Table 3. Area (lookup table (LUT)) and slice registers for different PUF bits for different clock cycles.

Key Size (PUF Delay)	4-Bit PUF		16-Bit PUF		32-Bit PUF
	#LUTs	#Registers	#LUTs	#Registers	#LUTs	#Registers
32 bit (1 clock cycle)	3	36	1	34	1	33
64 bit (1 clock cycle)	4	69	2	67	1	66
128 bit (1 clock cycle)	6	134	2	132	2	131
256 bit (1 clock cycle)	7	263	4	261	2	260
32 bit (2 clock cycle)	4	37	2	35	2	34
64 bit (2 clock cycle)	5	70	3	68	3	67
128 bit (2 clock cycle)	7	135	3	133	3	132
256 bit (2 clock cycle)	8	264	5	262	3	261
32 bit (4 clock cycle)	4	38	2	36	2	35
64 bit (4 clock cycle)	5	71	3	69	3	68
128 bit (4 clock cycle)	7	136	3	134	3	133
256 bit (4 clock cycle)	8	265	5	263	4	262
32 bit (8 clock cycle)	5	39	3	37	3	36
64 bit (8 clock cycle)	6	72	4	70	4	69
128 bit (8 clock cycle)	8	137	4	135	4	134
256 bit (8 clock cycle)	9	266	6	264	4	263

, we show the impact of the evaluation time on the overhead. As the clock cycles increase, the number of registers increase logarithmically primarily to keep timing state. We also see the difference in utilization for a 16-bit PUF ($n^{\prime }=16$) compared to a 32-bit PUF ($n^{\prime }=32$). Consider the 1-clock cycle 64-bit key case. For a 16-bit PUF, we need 67 registers total—64 registers for the key, two registers to keep track of the four sub-keys, and one more register for control logic state. As we increase $n^{\prime }$, the key generation cost goes down slightly because S goes down. However, it comes at the expense of a larger PUF and more effort to find the challenges (Equation (4)).

7. Conclusions

We have proposed a strong PUF-based obfuscation method so that the functionality of the logic is completely hidden.

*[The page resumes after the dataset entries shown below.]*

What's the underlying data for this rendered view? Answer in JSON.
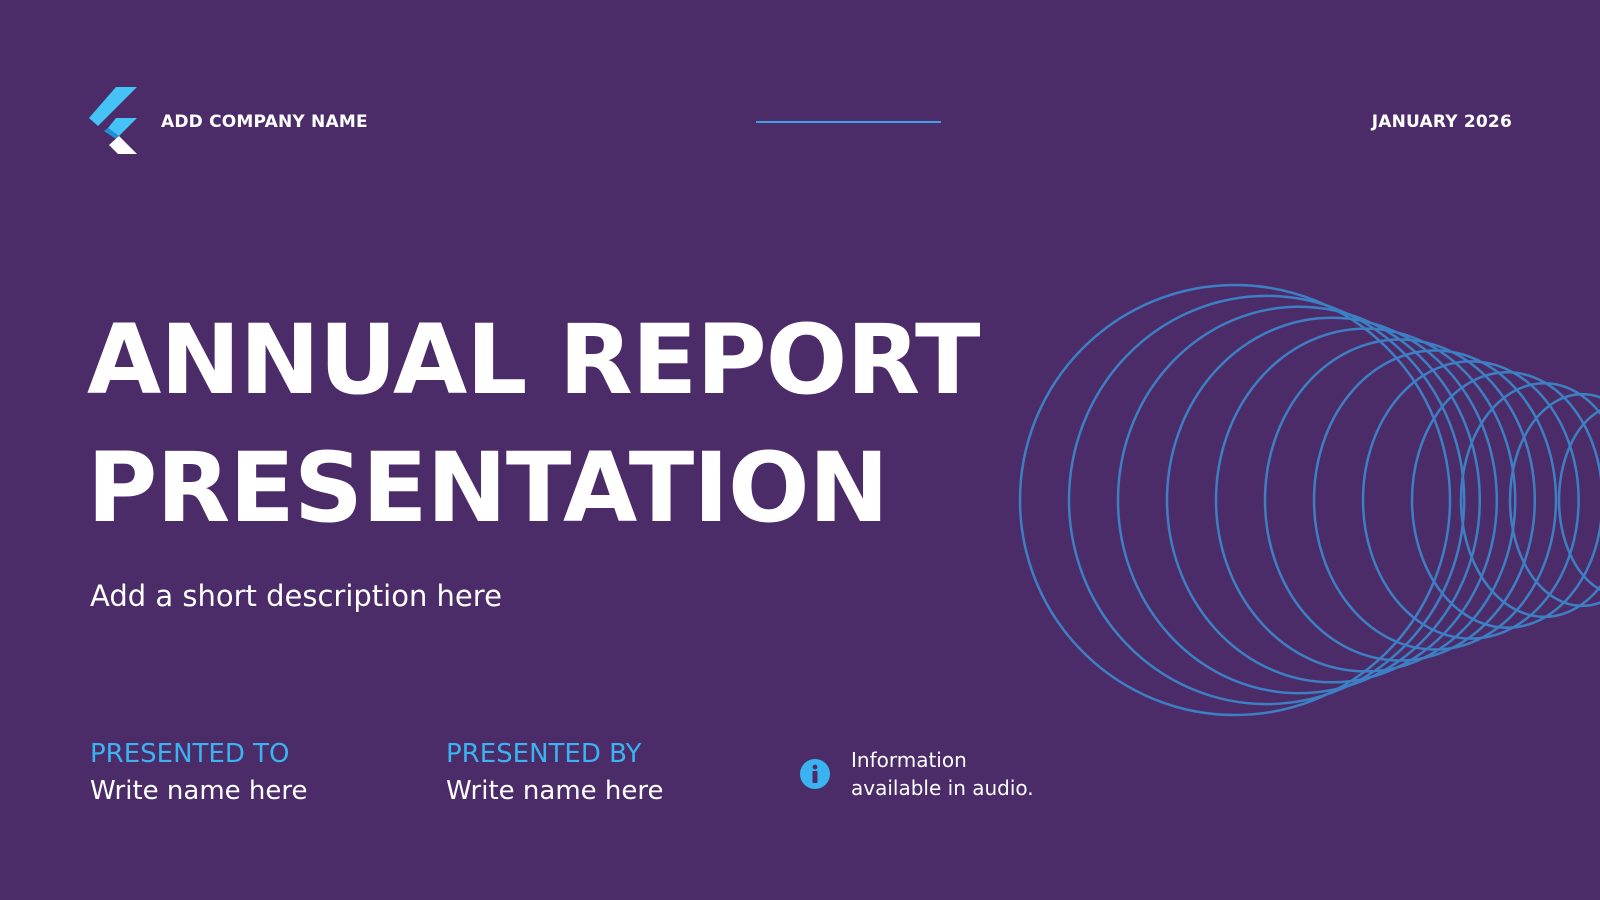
{
  "header": {
    "company_name": "ADD COMPANY NAME",
    "date": "JANUARY 2026",
    "logo_icon": "flutter-logo-icon"
  },
  "title": {
    "line1": "ANNUAL REPORT",
    "line2": "PRESENTATION"
  },
  "description": "Add a short description here",
  "presented_to": {
    "label": "PRESENTED TO",
    "name": "Write name here"
  },
  "presented_by": {
    "label": "PRESENTED BY",
    "name": "Write name here"
  },
  "info": {
    "icon": "info-icon",
    "line1": "Information",
    "line2": "available in audio."
  },
  "colors": {
    "background": "#4b2c69",
    "accent": "#3bb3f1",
    "ring_stroke": "#3d7fc2",
    "text": "#ffffff"
  }
}
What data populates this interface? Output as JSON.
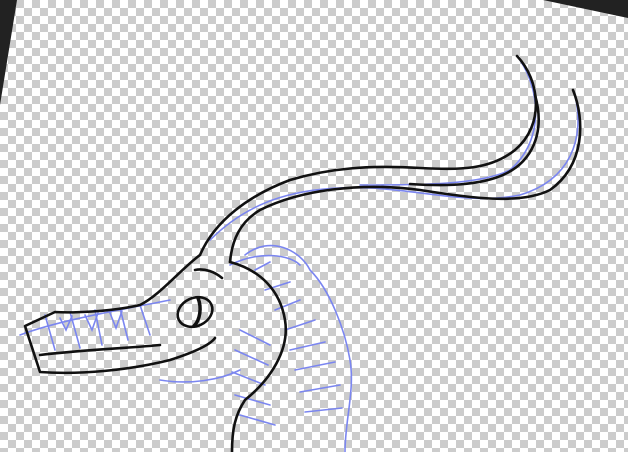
{
  "canvas": {
    "background_color": "#222222",
    "checker_light": "#ffffff",
    "checker_dark": "#cccccc",
    "sketch_color": "#7b86f0",
    "ink_color": "#111111"
  }
}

The approach is evaluated on a number of different ISCAS85 benchmark circuits. Compared to LUT-based obfuscation, our approach uses significantly less hardware overhead to provide obfuscation of much larger circuit blocks with similar security guarantees. Compared to key-based logic locking obfuscation, our PUF methodology provides several advantages for very little overhead. Since the key is never applied directly, it provides significant protection against key leakage. In addition, by using a PUF, the activation sequence for each chip is unique, limiting the chance that a key can be leaked. We have also presented a mathematical model to help estimate the effort required to find the sub-keys to make a final key for obfuscation. This effort calculation can be used to choose an appropriate $n^{\prime }$ and S value based on security needs. Overall, our proposed method is a viable solution against IC piracy/overproduction through the use of strong PUF-based key generation for obfuscation.